Martín Wainer

Personal information
- Date of birth: 2 July 1993 (age 31)
- Place of birth: Argentina

Managerial career
- Years: Team
- 2018–2019: Emelec (assistant)
- 2019–2020: Defensa y Justicia (assistant)
- 2020–2021: San Lorenzo (assistant)
- 2022: O'Higgins (assistant)
- 2024: Imbabura

= Martín Wainer =

Argentine football manager (born 1993)

Martín Wainer (born 2 July 1993) is an Argentine football manager.

==Career==
Wainer began his career as a scout, notably working for Bayer 04 Leverkusen before joining Mariano Soso's staff at Gimnasia La Plata in 2017, as a technical secretary. He followed Soso to Emelec, Defensa y Justicia, San Lorenzo and O'Higgins, now as his assistant.
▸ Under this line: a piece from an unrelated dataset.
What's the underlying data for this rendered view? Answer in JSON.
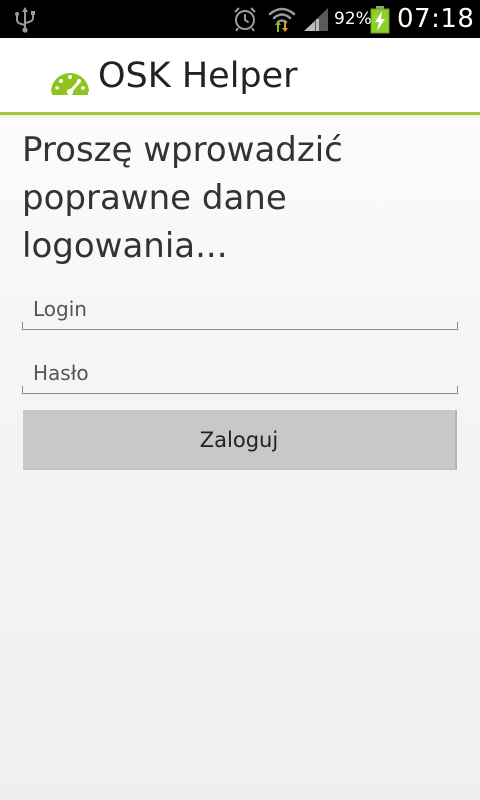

In 2023, Wainer was a member of Lucas Pusineri's staff at Tigre. On 8 July 2024, he was presented as manager of Ecuadorian Serie A side Imbabura, replacing Joe Armas, but was sacked in less than two months in charge.

==Personal life==
Wainer's father Gabriel and brother Javi are involved with football: the former worked as a technical secretary for several national teams, while the latter is a scout at Roma.